Roberta también dejó de comer.

—Esto es para la señora. —Y le tendió una preciosa flor, una orquídea salvaje jaspeada encerrada en una caja cubierta de celofán y acompañada de una nota—. Y esto es para usted, doctor De Luca.

Fabrizio cogió el sobre que sujetaba el camarero. Le dio la vuelta con curiosidad. No iba dirigido a nadie. En aquel instante Roberta abrió la nota: «¿En serio me quieres?». La mujer levantó rápidamente la mirada y se encontró con la de Tancredi. Él acabó de servir el vino blanco y la miró fijamente mientras levantaba la copa como brindando desde lejos. Luego lo probó. Estaba a la temperatura perfecta.

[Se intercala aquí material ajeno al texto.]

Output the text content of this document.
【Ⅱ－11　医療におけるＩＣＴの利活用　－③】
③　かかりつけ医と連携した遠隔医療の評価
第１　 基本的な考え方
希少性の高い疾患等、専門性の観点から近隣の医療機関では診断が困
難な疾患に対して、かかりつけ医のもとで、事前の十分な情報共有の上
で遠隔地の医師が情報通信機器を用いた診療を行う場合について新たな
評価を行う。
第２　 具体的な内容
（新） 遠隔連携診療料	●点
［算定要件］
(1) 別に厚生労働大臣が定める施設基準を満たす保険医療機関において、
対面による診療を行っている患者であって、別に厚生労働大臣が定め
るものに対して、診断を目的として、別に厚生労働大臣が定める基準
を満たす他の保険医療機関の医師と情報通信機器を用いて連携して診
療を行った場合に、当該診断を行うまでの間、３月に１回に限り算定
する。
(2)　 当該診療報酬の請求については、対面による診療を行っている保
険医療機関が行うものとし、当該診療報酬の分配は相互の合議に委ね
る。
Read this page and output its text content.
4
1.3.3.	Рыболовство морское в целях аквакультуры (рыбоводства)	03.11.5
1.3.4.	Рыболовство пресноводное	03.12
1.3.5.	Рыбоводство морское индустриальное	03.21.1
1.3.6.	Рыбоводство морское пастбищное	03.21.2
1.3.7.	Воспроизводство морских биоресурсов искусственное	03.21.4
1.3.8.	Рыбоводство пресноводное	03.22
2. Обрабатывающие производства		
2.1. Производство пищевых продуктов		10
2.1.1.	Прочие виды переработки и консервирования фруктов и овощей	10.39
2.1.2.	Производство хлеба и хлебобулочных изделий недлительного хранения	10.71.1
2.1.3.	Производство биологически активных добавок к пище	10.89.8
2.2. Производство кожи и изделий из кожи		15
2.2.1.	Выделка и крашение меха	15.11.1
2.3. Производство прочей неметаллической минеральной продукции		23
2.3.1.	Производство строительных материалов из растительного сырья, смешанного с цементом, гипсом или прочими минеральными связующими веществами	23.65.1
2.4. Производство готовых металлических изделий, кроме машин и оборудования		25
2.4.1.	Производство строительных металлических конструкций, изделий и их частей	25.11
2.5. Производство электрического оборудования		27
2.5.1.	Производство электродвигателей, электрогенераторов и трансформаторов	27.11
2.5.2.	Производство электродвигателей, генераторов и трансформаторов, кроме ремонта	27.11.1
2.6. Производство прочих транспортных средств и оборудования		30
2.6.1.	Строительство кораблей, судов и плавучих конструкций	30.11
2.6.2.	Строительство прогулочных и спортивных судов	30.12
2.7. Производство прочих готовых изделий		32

—Sí, es un excelente Chablis.

A poca distancia, en la otra mesa, Fabrizio De Luca palideció de pronto. Había abierto el sobre. No podía creer lo que veían sus ojos. Contenía unas fotografías que no dejaban lugar a duda: eran de su mujer, Roberta, tomada por otro hombre en las posturas más atrevidas y violentas. En las instantáneas se veía el colgante que él le había regalado en su décimo aniversario de boda, lo cual confirmaba que eran imágenes recientes. Aquello había ocurrido a lo largo de las últimas semanas, puesto que hacía sólo un mes que se lo había regalado.

Fabrizio De Luca le mostró las fotos a su mujer y, antes de que ella pudiera recuperarse del estupor, le asestó una violenta bofetada en pleno rostro. Roberta se cayó de la silla. Giorgia y Mattia se quedaron inmóviles, en silencio. Entonces Giorgia empezó a llorar. Mattia, más fuerte, continuó boquiabierto.

—Mamá… mamá…

No sabía qué hacer. Los dos niños la ayudaron a levantarse. Fabrizio De Luca cogió unas cuantas fotos —seguramente a los abogados les resultarían útiles en el juicio de separación— y luego se marchó bajo las miradas atónitas de los socios del club.

Roberta intentó consolar a Giorgia.

—Venga, cariño, no pasa nada…

—Pero ¿por qué ha hecho eso papá? ¿Por qué te ha pegado?

Entonces una foto cayó de la mesa. Giorgia la recogió.

—Mamá… ¡esta eres tú!

Roberta se la arrancó de las manos y, con las lágrimas resbalándole por el rostro, se la metió en el bolsillo de atrás de los vaqueros. Después cogió a Giorgia en brazos y a Mattia de la mano y empezó a caminar, vacilante, mientras todos la observaban. En la mejilla, marcados en rojo, llevaba los cinco dedos estampados en la piel. Cuando llegó a la mesa de Tancredi, se detuvo.

Davide se sentía incómodo. Roberta estaba de pie frente a ellos, en silencio. Las lágrimas seguían surcándole la cara sin que pudiera contenerlas.

Mattia no podía entenderlo. Le tiró del brazo.

—Mamá, pero ¿por qué lloras? ¿Por qué te has peleado con papá? ¿Se puede saber qué pasa?

—No lo sé, cariño. —Entonces miró a Tancredi—. Dímelo tú.

Él permaneció en silencio. Cogió la copa y tomó un sorbo de vino. Después se secó los labios con la servilleta y, lentamente, se la colocó de nuevo sobre las piernas.

—Quizá te estuvieras cansando de la felicidad. Cuando vuelvas a encontrarla, sabrás apreciarla.